Paul Kieffer, dont les mises en scène au théâtre regorgent d'humour, d'originalité et de légèreté - comme récemment encore pour La nuit a cirque d'Olivier Py au Centaure - est ici extrêmement sérieux. Bien documenté, riche en informations, mais extrêmement sérieux. Comme si le sport, ce n'était pas un truc pour rire. Les femmes, elles, ne sont que « les représentants du sexe » comme les appelle un reporter dans un document original, elles remettent les bouquets de fleurs aux gagnants ou courent derrière le vélo d'une de leurs stars.

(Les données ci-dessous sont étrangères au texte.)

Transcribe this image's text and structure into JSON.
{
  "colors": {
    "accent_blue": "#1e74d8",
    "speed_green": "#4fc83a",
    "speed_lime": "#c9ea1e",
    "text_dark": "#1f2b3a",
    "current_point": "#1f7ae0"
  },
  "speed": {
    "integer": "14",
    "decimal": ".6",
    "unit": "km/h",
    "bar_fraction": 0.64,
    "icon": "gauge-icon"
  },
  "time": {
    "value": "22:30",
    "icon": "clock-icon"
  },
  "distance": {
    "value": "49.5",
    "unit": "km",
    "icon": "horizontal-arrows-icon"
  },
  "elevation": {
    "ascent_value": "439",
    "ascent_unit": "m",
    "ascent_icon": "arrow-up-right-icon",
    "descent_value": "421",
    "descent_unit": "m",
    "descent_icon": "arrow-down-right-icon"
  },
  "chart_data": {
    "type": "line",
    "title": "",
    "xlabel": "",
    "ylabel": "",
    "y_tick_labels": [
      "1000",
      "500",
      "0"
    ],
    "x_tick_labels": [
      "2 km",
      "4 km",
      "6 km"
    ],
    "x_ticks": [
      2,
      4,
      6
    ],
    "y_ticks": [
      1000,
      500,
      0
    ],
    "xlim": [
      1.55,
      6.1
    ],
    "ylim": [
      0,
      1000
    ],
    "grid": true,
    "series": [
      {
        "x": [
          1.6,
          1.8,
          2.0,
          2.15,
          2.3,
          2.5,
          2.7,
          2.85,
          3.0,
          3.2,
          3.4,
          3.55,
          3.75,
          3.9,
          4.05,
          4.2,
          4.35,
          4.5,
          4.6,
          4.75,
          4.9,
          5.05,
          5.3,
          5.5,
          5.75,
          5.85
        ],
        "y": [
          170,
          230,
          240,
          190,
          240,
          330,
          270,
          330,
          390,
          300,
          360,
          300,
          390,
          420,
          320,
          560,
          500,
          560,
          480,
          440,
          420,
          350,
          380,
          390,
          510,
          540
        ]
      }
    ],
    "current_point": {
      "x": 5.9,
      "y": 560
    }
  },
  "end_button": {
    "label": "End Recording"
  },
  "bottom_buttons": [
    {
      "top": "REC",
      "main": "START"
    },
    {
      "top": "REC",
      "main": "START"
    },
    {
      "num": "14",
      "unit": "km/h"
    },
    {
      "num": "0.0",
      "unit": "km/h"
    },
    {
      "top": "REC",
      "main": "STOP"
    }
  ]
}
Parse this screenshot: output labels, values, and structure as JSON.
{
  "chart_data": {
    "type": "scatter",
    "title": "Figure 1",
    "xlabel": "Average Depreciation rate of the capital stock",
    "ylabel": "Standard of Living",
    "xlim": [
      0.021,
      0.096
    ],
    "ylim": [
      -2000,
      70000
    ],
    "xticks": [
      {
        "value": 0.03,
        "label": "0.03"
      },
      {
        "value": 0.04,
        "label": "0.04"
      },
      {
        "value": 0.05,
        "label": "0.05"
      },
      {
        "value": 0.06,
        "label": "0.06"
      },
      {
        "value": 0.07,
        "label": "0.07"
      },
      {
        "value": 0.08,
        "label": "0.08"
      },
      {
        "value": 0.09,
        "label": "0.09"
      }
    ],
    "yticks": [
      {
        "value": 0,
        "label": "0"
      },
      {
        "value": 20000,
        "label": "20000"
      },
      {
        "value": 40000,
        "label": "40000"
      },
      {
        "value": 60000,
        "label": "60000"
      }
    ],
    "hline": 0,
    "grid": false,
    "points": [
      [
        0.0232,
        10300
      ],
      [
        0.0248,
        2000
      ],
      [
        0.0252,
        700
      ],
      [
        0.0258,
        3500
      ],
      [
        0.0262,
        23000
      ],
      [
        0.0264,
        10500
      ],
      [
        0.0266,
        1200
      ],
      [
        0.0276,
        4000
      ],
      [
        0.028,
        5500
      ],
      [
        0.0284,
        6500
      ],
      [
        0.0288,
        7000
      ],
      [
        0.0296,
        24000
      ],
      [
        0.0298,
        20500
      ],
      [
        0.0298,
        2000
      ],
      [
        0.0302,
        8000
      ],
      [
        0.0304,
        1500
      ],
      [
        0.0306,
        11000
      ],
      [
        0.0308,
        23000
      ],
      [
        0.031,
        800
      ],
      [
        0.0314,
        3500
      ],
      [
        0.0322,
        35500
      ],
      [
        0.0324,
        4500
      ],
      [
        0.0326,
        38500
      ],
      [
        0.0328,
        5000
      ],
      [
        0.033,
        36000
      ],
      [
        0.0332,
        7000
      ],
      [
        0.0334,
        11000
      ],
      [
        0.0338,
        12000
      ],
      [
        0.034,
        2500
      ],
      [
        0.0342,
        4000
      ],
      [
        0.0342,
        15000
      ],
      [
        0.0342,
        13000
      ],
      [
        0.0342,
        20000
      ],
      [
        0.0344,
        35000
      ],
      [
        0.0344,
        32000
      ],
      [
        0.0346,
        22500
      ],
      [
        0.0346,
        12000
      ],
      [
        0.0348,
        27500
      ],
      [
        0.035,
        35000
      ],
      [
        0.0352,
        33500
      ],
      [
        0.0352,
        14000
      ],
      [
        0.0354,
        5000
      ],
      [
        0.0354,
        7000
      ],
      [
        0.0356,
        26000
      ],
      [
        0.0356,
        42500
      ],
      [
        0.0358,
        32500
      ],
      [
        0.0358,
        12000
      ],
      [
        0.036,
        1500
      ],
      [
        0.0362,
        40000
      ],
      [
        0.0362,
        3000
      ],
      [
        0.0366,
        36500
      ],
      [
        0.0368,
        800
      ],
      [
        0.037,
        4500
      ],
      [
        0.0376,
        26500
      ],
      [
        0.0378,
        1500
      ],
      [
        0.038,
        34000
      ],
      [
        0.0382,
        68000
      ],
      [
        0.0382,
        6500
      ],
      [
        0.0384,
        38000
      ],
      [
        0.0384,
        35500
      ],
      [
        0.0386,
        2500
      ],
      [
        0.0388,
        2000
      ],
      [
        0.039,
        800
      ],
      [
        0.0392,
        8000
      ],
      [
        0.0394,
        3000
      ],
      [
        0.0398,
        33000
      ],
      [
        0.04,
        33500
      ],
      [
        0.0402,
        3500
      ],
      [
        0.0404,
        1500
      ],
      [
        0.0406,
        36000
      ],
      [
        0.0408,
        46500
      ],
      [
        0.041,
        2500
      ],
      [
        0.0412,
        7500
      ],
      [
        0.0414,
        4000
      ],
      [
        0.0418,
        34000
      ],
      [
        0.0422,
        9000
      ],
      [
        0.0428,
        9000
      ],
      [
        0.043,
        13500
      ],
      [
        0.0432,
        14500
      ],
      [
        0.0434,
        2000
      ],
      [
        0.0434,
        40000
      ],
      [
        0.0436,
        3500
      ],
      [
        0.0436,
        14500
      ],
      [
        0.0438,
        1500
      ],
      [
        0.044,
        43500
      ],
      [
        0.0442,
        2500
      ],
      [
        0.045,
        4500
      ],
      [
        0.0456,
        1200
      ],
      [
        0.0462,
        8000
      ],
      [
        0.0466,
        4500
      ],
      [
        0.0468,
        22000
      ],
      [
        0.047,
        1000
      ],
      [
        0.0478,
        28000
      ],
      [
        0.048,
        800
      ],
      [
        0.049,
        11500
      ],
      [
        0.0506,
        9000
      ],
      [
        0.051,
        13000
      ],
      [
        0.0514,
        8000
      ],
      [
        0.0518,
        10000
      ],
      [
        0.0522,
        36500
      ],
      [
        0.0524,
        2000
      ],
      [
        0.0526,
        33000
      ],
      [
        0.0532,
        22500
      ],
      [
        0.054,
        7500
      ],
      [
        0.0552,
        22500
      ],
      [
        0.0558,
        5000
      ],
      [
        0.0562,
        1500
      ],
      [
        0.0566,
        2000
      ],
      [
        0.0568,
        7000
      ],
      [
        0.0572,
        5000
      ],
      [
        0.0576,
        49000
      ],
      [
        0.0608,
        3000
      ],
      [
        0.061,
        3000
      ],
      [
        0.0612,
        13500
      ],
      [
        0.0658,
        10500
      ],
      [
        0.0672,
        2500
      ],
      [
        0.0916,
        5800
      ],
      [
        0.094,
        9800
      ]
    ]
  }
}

Mais le pire de ce premier DVD luxembourgeois, sur lequel le CNA a visiblement voulu fourguer tout ce que leur moteur de recherche a trouvé avec le terme « cyclisme » dans leurs archives, est cet indicible film de promotion du Luxembourg qu'Armand Strainchamps a fait sur un texte de l'agence de publicité Orbite, regorgeant de banalités, pour présenter le Grand-Duché à Paris lors de la conférence de presse officielle du Tour 2002. Normalement, quand on débourse de l'argent pour un DVD, c'est justement pour ne pas se farcir les inepties de la pub.

 

Paul Kieffer : Les Luxembourgeois dans le Tour de France, produit par le CNA, en association avec RTL et l'« Association des Organisateurs du Grand Départ du Tour de France 2002 à Luxembourg » ; montage : Thierry Faber, musique : Jeannot Sanavia ; son, bruitage et mixage : Waltzing-Parke Audio ; le film dure 90 minutes et coûte 15 euros sur cassette VHS ; le DVD en version française et luxembourgeoise, avec, en bonus, six courts-métrages, pubs et reportages, coûte 25 euros.